Dikutip dari Medical Daily, Rabu, Sebuah studi yang diterbitkan dalam “Annals of Internal Medicine” menyelidiki implikasi kesehatan dari tiga jenis kehamilan: kehamilan tanpa bantuan, fertilisasi in vitro (IVF), dan pengganti gestasional.

Hasilnya mengungkapkan bahwa ibu pengganti atau surogasi berisiko lebih tinggi mengalami perdarahan usai melahirkan yang parah, hipertensi, dan preeklamsia, dibandingkan dengan mereka yang hamil secara alami atau dengan IVF, pengganti juga memiliki risiko lebih tinggi untuk melahirkan prematur.

Namun, bukti tentang morbiditas neonatal yang parah kurang jelas. Morbiditas neonatal merujuk pada kondisi medis yang menyebabkan rawat inap di rumah sakit setelah melahirkan, masa observasi, atau kematian dalam 28 hari pertama kehidupan.

Baca juga: Paparan polusi udara selama kehamilan tingkatkan risiko depresi

Baca juga: Makan ikan selama kehamilan bisa kurangi risiko autisme pada anak

"Studi ini dipicu oleh peningkatan penggunaan pengganti gestasional di seluruh dunia dan kurangnya informasi tentang dampak dari modality reproduksi ini terhadap hasil kehamilan, baik untuk pengganti gestasional maupun anak yang dilahirkan," kata penulis utama Dr. Maria Velez dalam siaran pers.

Para peneliti menganalisis 863.017 kelahiran di Ontario, Kanada, antara tahun 2012 dan 2021, dengan fokus pada kehamilan yang terjadi tanpa bantuan, melalui IVF, dan menggunakan pengganti gestasional.

Mereka memeriksa berbagai hasil kesehatan, termasuk komplikasi maternal dan neonatal yang parah, preeklamsia, persalinan caesar, kelahiran prematur, dan perdarahan sesudah melahirkan.

Hasil menunjukkan bahwa risiko morbiditas maternal parah adalah 2 persen untuk kelompok tanpa bantuan, 4 persen untuk kelompok IVF, dan 8 persen untuk kelompok pengganti gestasional.

Saat menganalisis risiko berbagai morbiditas, kelompok pengganti gestasional menunjukkan risiko lebih tinggi untuk gangguan hipertensi dan perdarahan sesudah melahirkan.

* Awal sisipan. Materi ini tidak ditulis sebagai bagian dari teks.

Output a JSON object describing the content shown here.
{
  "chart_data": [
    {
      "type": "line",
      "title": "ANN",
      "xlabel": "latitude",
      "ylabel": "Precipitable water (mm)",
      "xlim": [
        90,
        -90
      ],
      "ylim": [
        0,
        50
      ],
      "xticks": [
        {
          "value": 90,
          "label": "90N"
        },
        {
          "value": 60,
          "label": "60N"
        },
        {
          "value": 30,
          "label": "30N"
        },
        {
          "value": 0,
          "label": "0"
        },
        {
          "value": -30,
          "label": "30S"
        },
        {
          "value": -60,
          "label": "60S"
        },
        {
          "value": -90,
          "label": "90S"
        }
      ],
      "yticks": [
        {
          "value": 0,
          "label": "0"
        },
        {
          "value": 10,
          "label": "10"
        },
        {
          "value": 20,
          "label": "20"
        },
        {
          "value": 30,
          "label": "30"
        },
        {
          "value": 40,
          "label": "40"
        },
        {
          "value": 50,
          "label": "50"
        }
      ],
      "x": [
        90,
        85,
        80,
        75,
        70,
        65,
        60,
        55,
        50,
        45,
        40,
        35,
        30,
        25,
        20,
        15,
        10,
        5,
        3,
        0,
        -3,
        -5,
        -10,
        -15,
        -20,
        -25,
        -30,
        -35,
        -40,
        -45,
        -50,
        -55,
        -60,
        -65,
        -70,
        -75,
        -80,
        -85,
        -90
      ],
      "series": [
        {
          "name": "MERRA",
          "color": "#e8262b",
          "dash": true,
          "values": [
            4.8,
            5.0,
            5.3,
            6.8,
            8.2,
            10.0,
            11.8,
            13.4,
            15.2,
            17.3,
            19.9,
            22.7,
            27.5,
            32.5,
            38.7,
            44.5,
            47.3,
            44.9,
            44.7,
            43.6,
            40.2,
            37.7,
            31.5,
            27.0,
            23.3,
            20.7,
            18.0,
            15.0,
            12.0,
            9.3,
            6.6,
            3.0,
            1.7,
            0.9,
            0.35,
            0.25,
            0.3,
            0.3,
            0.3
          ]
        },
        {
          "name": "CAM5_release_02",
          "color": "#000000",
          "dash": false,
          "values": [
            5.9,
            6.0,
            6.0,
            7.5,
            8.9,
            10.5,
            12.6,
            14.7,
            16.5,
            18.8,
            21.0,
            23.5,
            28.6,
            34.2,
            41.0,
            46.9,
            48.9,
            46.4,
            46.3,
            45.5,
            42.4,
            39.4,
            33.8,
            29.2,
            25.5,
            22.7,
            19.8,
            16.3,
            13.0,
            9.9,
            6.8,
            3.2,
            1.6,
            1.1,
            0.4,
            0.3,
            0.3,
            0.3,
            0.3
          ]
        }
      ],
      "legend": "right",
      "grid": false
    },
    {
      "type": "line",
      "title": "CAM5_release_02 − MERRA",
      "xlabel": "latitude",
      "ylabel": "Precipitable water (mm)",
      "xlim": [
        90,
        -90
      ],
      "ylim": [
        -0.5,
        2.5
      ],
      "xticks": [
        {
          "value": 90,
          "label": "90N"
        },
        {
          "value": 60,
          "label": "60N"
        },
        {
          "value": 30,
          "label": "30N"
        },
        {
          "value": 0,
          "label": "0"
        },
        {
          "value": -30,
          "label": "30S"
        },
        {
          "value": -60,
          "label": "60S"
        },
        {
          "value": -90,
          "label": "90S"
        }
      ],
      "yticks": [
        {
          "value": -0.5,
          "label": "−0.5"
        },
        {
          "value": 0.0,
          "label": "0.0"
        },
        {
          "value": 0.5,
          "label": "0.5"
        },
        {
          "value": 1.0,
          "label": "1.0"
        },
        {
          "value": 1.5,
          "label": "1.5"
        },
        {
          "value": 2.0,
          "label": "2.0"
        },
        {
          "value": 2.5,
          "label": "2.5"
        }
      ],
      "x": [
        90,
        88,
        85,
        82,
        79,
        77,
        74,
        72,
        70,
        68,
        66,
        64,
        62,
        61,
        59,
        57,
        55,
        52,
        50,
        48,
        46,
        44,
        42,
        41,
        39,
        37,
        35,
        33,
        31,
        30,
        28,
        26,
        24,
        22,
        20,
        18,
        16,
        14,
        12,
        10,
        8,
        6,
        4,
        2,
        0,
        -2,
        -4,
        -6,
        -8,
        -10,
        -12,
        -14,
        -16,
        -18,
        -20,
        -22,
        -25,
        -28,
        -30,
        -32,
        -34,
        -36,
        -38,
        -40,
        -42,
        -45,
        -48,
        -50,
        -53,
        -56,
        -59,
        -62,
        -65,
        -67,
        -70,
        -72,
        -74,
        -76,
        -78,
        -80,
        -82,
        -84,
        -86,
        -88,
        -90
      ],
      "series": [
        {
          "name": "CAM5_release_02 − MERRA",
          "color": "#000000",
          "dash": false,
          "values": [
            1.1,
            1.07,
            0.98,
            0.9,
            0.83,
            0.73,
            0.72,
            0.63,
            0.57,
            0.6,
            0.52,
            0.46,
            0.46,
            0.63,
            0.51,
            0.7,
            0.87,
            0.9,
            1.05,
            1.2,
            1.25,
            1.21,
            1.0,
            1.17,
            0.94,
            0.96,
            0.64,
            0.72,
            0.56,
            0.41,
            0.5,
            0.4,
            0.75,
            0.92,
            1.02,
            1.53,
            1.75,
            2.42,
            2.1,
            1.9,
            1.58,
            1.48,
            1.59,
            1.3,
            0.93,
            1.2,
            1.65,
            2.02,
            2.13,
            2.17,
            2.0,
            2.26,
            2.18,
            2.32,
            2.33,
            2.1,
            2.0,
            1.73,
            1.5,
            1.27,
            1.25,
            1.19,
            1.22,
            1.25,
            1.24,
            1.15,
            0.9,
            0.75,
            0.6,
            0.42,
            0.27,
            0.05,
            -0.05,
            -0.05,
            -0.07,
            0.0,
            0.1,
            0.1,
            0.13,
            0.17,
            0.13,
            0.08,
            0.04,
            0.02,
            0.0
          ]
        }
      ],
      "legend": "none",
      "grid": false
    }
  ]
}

"Tenaga medis yang terlibat dalam perawatan individu dan pasangan yang memerlukan pengganti gestasional untuk membangun keluarga harus memberi saran kepada pasien dan pengganti gestasional tentang potensi risiko selama kehamilan dan awal sesudah melahirkan. Terdapat pedoman tentang kriteria kelayakan untuk meminimalkan risiko komplikasi kehamilan di antara pengganti gestasional. Namun, pedoman ini tidak selalu diikuti secara ketat," ungkapnya.

Studi ini memiliki beberapa keterbatasan. Penelitian ini tidak mengeksplorasi alasan orang tua memilih pengganti gestasional, motivasi pengganti yang memilih untuk menjadi pengganti, atau sumber donor telur dan sperma.

Selain itu, jenis IVF yang digunakan juga tidak dipertimbangkan. Faktor-faktor ini dapat berpengaruh signifikan dalam memahami risiko yang terkait dengan surrogasi.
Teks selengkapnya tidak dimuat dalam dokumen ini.